Но почему тогда мы Кляйна относим к современному искусству, а не к искусству модерна? Де Дюв отвечает, что Кляйн одновременно мистик и мистификатор, он умел мистифицировать себя и, следовательно, выступал сам как капиталистическая экономика, маскирующая себя, выдающая товарный фетишизм за закономерное потребление, а меновую стоимость – за действительную стоимость объекта. Поэтому Кляйн полностью отождествляет искусство только с меновой стоимостью, его «живописное качество» и «живописная чувствительность» подразумевают, что нет такого предмета искусства, нет такого материала, вроде «синего цвета Кляйна», который не может быть продан. Он современный художник в том, что может подчинить искусству логику экономики.

Поэтому Кляйн так же религиозен, как те, кто приносил вотивные изображения, посвящал богам или Богу самые драгоценные вещи за спасение, и он сам святой Рите Кашийской посвятил реликварий, – но различие в том, что если вотивное изображение – сокровище, не имеющее меновой стоимости, то все вещи Кляйна ее заранее имеют. Итак, он современный художник, при всей своей личной робости, психологической капризности и желании предъявить право собственности на синеву небес как краску. В отличие от авангардистов с их жестом присвоения земли и неба, братания с солнцем и луной, он превращает и небо в кисть для производства меновой стоимости: его произведение на рынке появляется раньше, чем находит место в мастерской.
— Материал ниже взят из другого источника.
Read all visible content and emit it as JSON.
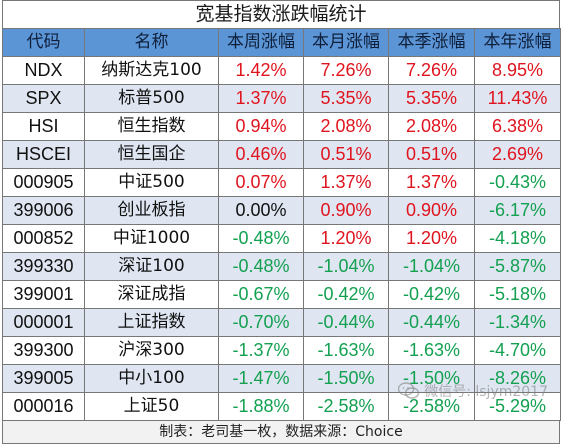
{
  "title": "宽基指数涨跌幅统计",
  "headers": [
    "代码",
    "名称",
    "本周涨幅",
    "本月涨幅",
    "本季涨幅",
    "本年涨幅"
  ],
  "rows": [
    {
      "code": "NDX",
      "name": "纳斯达克100",
      "week": "1.42%",
      "month": "7.26%",
      "quarter": "7.26%",
      "year": "8.95%"
    },
    {
      "code": "SPX",
      "name": "标普500",
      "week": "1.37%",
      "month": "5.35%",
      "quarter": "5.35%",
      "year": "11.43%"
    },
    {
      "code": "HSI",
      "name": "恒生指数",
      "week": "0.94%",
      "month": "2.08%",
      "quarter": "2.08%",
      "year": "6.38%"
    },
    {
      "code": "HSCEI",
      "name": "恒生国企",
      "week": "0.46%",
      "month": "0.51%",
      "quarter": "0.51%",
      "year": "2.69%"
    },
    {
      "code": "000905",
      "name": "中证500",
      "week": "0.07%",
      "month": "1.37%",
      "quarter": "1.37%",
      "year": "-0.43%"
    },
    {
      "code": "399006",
      "name": "创业板指",
      "week": "0.00%",
      "month": "0.90%",
      "quarter": "0.90%",
      "year": "-6.17%"
    },
    {
      "code": "000852",
      "name": "中证1000",
      "week": "-0.48%",
      "month": "1.20%",
      "quarter": "1.20%",
      "year": "-4.18%"
    },
    {
      "code": "399330",
      "name": "深证100",
      "week": "-0.48%",
      "month": "-1.04%",
      "quarter": "-1.04%",
      "year": "-5.87%"
    },
    {
      "code": "399001",
      "name": "深证成指",
      "week": "-0.67%",
      "month": "-0.42%",
      "quarter": "-0.42%",
      "year": "-5.18%"
    },
    {
      "code": "000001",
      "name": "上证指数",
      "week": "-0.70%",
      "month": "-0.44%",
      "quarter": "-0.44%",
      "year": "-1.34%"
    },
    {
      "code": "399300",
      "name": "沪深300",
      "week": "-1.37%",
      "month": "-1.63%",
      "quarter": "-1.63%",
      "year": "-4.70%"
    },
    {
      "code": "399005",
      "name": "中小100",
      "week": "-1.47%",
      "month": "-1.50%",
      "quarter": "-1.50%",
      "year": "-8.26%"
    },
    {
      "code": "000016",
      "name": "上证50",
      "week": "-1.88%",
      "month": "-2.58%",
      "quarter": "-2.58%",
      "year": "-5.29%"
    }
  ],
  "footer": "制表：老司基一枚，数据来源：Choice",
  "watermark": "微信号: lsjym2017",
  "colors": {
    "header_bg": "#5b95d6",
    "positive": "#e0141e",
    "negative": "#13a050",
    "stripe": "#dfe6f2"
  }
}
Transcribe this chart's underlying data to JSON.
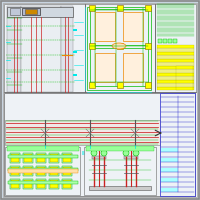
{
  "bg_color": "#c8d4e0",
  "paper_color": "#eef2f6",
  "white": "#ffffff",
  "cyan": "#00e8e8",
  "green": "#00bb00",
  "red": "#cc2222",
  "orange": "#ee8800",
  "yellow": "#ffff00",
  "dark_gray": "#555555",
  "blue": "#2222cc",
  "light_gray": "#cccccc",
  "panel_bg": "#eef2f6",
  "pink_fill": "#ffdddd"
}
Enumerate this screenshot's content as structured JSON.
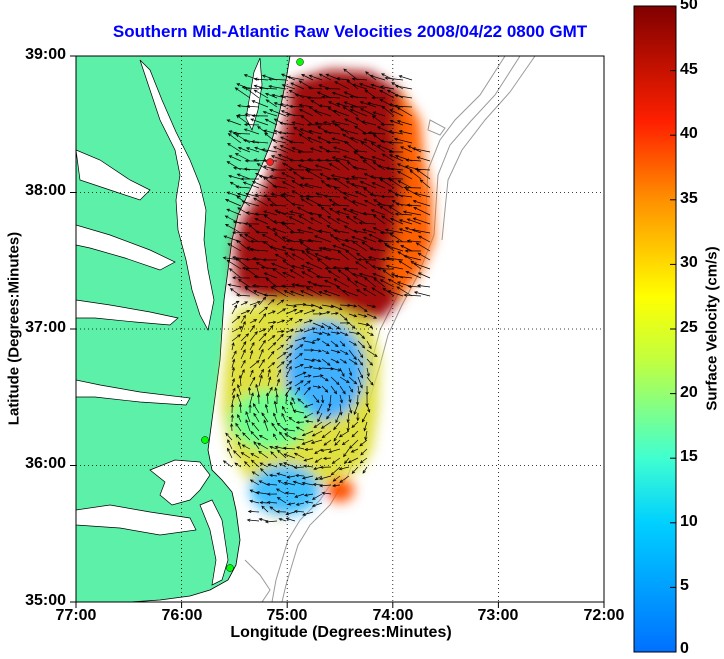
{
  "map": {
    "title": "Southern Mid-Atlantic Raw Velocities 2008/04/22 0800 GMT",
    "xlabel": "Longitude (Degrees:Minutes)",
    "ylabel": "Latitude (Degrees:Minutes)",
    "x_ticks": [
      "77:00",
      "76:00",
      "75:00",
      "74:00",
      "73:00",
      "72:00"
    ],
    "y_ticks": [
      "39:00",
      "38:00",
      "37:00",
      "36:00",
      "35:00"
    ],
    "x_range": [
      -77,
      -72
    ],
    "y_range": [
      35,
      39
    ],
    "grid": "dotted",
    "land_color": "#5cf0a8",
    "coastline_color": "#000000",
    "bathymetry_color": "#9a9a9a"
  },
  "colorbar": {
    "label": "Surface Velocity (cm/s)",
    "ticks": [
      "50",
      "45",
      "40",
      "35",
      "30",
      "25",
      "20",
      "15",
      "10",
      "5",
      "0"
    ],
    "range": [
      0,
      50
    ],
    "colormap": [
      "#0080ff",
      "#00ffff",
      "#80ff80",
      "#ffff00",
      "#ff8000",
      "#ff0000",
      "#800000"
    ]
  }
}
Опять же это не означает, что Кляйн «коммерческий художник» в банальном смысле: это просто подтверждает, что капиталистическая экономика стала таким же поводом для его творчества, как для предшествующих художников была природа, а для художников модернизма – язык. Впрочем, уже в эпоху модерна происходит такое превращение присвоения, братания с солнцем, небом и луной в духе Рембо (которого толкует Ален Бадью в «Веке поэтов») в исследование свойств этих природных стихий, в формальный анализ природы. Например, критик Робер Деснос, которого на русский перевел С. Б. Дубин, еще в 1923 году писал о Ман Рэе, что люди «еще не придумали слово, чтобы обозначить изобретенные им абстрактные „фотографии“, в рискованные построения ко торых он затягивает солнечный спектр». Только Деснос говорит о таком втягивании природы в искусство как поэтизирующем высказывании, тогда как в современном искусстве это просто норма культурного восприятия природы.